Recruited from Barwon in the Geelong & District Football Association, Hagger played as a key position forward and was known for his high marking and ability to kick goals from difficult angles. Named captain-coach of Geelong in 1924, Hagger was captain for only one season, handing the job over to Cliff Rankin. In 1925 Geelong won the premiership and Hagger was the League's leading goalkicker, with 78 for the season. He also regularly played for Victoria in interstate matches.[2] At the 1924 Hobart Carnival, Hagger, playing for Victoria against Western Australia, kicked seven goals in Victoria's eight point win. Late in the match Hagger was momentarily knocked out but recovered in time to refuse to leave the ground after a stretcher had been called.[3]

He joined Hampden Football League club Camperdown as captain-coach in 1933.[4]

Hagger had a reputation for being very talkative during gameplay. He also worked as a cartoonist for The Sun News-Pictorial.

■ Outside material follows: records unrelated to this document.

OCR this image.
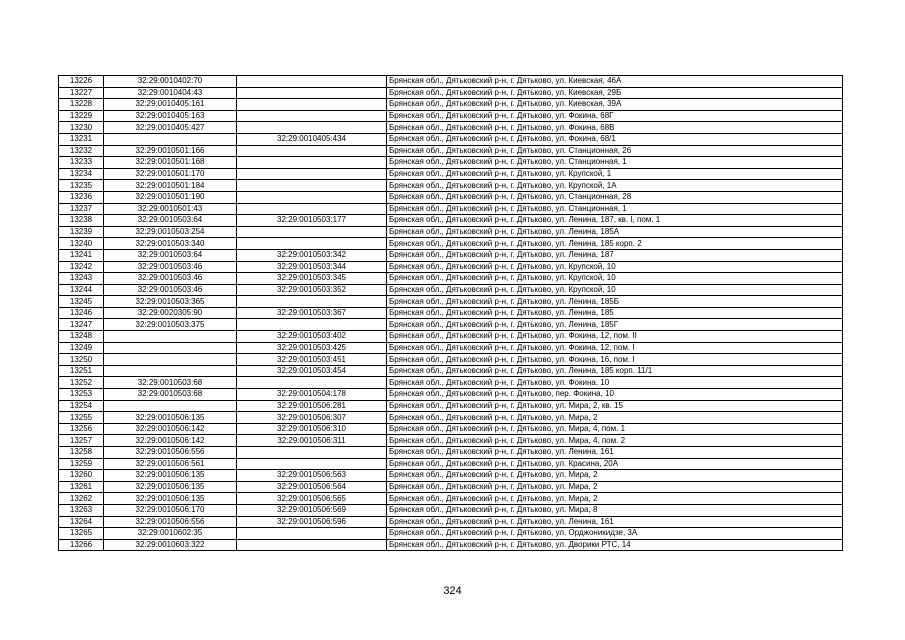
13226	32:29:0010402:70		Брянская обл., Дятьковский р-н, г. Дятьково, ул. Киевская, 46А
13227	32:29:0010404:43		Брянская обл., Дятьковский р-н, г. Дятьково, ул. Киевская, 29Б
13228	32:29:0010405:161		Брянская обл., Дятьковский р-н, г. Дятьково, ул. Киевская, 39А
13229	32:29:0010405:163		Брянская обл., Дятьковский р-н, г. Дятьково, ул. Фокина, 68Г
13230	32:29:0010405:427		Брянская обл., Дятьковский р-н, г. Дятьково, ул. Фокина, 68В
13231		32:29:0010405:434	Брянская обл., Дятьковский р-н, г. Дятьково, ул. Фокина, 68/1
13232	32:29:0010501:166		Брянская обл., Дятьковский р-н, г. Дятьково, ул. Станционная, 26
13233	32:29:0010501:168		Брянская обл., Дятьковский р-н, г. Дятьково, ул. Станционная, 1
13234	32:29:0010501:170		Брянская обл., Дятьковский р-н, г. Дятьково, ул. Крупской, 1
13235	32:29:0010501:184		Брянская обл., Дятьковский р-н, г. Дятьково, ул. Крупской, 1А
13236	32:29:0010501:190		Брянская обл., Дятьковский р-н, г. Дятьково, ул. Станционная, 28
13237	32:29:0010501:43		Брянская обл., Дятьковский р-н, г. Дятьково, ул. Станционная, 1
13238	32:29:0010503:64	32:29:0010503:177	Брянская обл., Дятьковский р-н, г. Дятьково, ул. Ленина, 187, кв. I, пом. 1
13239	32:29:0010503:254		Брянская обл., Дятьковский р-н, г. Дятьково, ул. Ленина, 185А
13240	32:29:0010503:340		Брянская обл., Дятьковский р-н, г. Дятьково, ул. Ленина, 185 корп. 2
13241	32:29:0010503:64	32:29:0010503:342	Брянская обл., Дятьковский р-н, г. Дятьково, ул. Ленина, 187
13242	32:29:0010503:46	32:29:0010503:344	Брянская обл., Дятьковский р-н, г. Дятьково, ул. Крупской, 10
13243	32:29:0010503:46	32:29:0010503:345	Брянская обл., Дятьковский р-н, г. Дятьково, ул. Крупской, 10
13244	32:29:0010503:46	32:29:0010503:352	Брянская обл., Дятьковский р-н, г. Дятьково, ул. Крупской, 10
13245	32:29:0010503:365		Брянская обл., Дятьковский р-н, г. Дятьково, ул. Ленина, 185Б
13246	32:29:0020305:90	32:29:0010503:367	Брянская обл., Дятьковский р-н, г. Дятьково, ул. Ленина, 185
13247	32:29:0010503:375		Брянская обл., Дятьковский р-н, г. Дятьково, ул. Ленина, 185Г
13248		32:29:0010503:402	Брянская обл., Дятьковский р-н, г. Дятьково, ул. Фокина, 12, пом. II
13249		32:29:0010503:425	Брянская обл., Дятьковский р-н, г. Дятьково, ул. Фокина, 12, пом. I
13250		32:29:0010503:451	Брянская обл., Дятьковский р-н, г. Дятьково, ул. Фокина, 16, пом. I
13251		32:29:0010503:454	Брянская обл., Дятьковский р-н, г. Дятьково, ул. Ленина, 185 корп. 11/1
13252	32:29:0010503:68		Брянская обл., Дятьковский р-н, г. Дятьково, ул. Фокина, 10
13253	32:29:0010503:68	32:29:0010504:178	Брянская обл., Дятьковский р-н, г. Дятьково, пер. Фокина, 10
13254		32:29:0010506:281	Брянская обл., Дятьковский р-н, г. Дятьково, ул. Мира, 2, кв. 15
13255	32:29:0010506:135	32:29:0010506:307	Брянская обл., Дятьковский р-н, г. Дятьково, ул. Мира, 2
13256	32:29:0010506:142	32:29:0010506:310	Брянская обл., Дятьковский р-н, г. Дятьково, ул. Мира, 4, пом. 1
13257	32:29:0010506:142	32:29:0010506:311	Брянская обл., Дятьковский р-н, г. Дятьково, ул. Мира, 4, пом. 2
13258	32:29:0010506:556		Брянская обл., Дятьковский р-н, г. Дятьково, ул. Ленина, 161
13259	32:29:0010506:561		Брянская обл., Дятьковский р-н, г. Дятьково, ул. Красина, 20А
13260	32:29:0010506:135	32:29:0010506:563	Брянская обл., Дятьковский р-н, г. Дятьково, ул. Мира, 2
13261	32:29:0010506:135	32:29:0010506:564	Брянская обл., Дятьковский р-н, г. Дятьково, ул. Мира, 2
13262	32:29:0010506:135	32:29:0010506:565	Брянская обл., Дятьковский р-н, г. Дятьково, ул. Мира, 2
13263	32:29:0010506:170	32:29:0010506:569	Брянская обл., Дятьковский р-н, г. Дятьково, ул. Мира, 8
13264	32:29:0010506:556	32:29:0010506:596	Брянская обл., Дятьковский р-н, г. Дятьково, ул. Ленина, 161
13265	32:29:0010602:35		Брянская обл., Дятьковский р-н, г. Дятьково, ул. Орджоникидзе, 3А
13266	32:29:0010603:322		Брянская обл., Дятьковский р-н, г. Дятьково, ул. Дворики РТС, 14
324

  1. "Lloyd Hagger – Player Bio". Australian Football. Retrieved 27 December 2014.
  2. Main, Jim; Holmesby, Russell (1992). The Encyclopedia of League Footballers. Melbourne, Victoria: Wilkinson Books. p. 41. ISBN 1-86337-085-4.
  3. "WEST AUSTRALIA v. VICTORIA". The Mercury. Hobart, Tasmania. 11 August 1924. p. 5. Retrieved 5 August 2012 via National Library of Australia.
  4. "Now For Football". The Camperdown Chronicle. 20 April 1933. p. 7. Retrieved 4 January 2015 via National Library of Australia.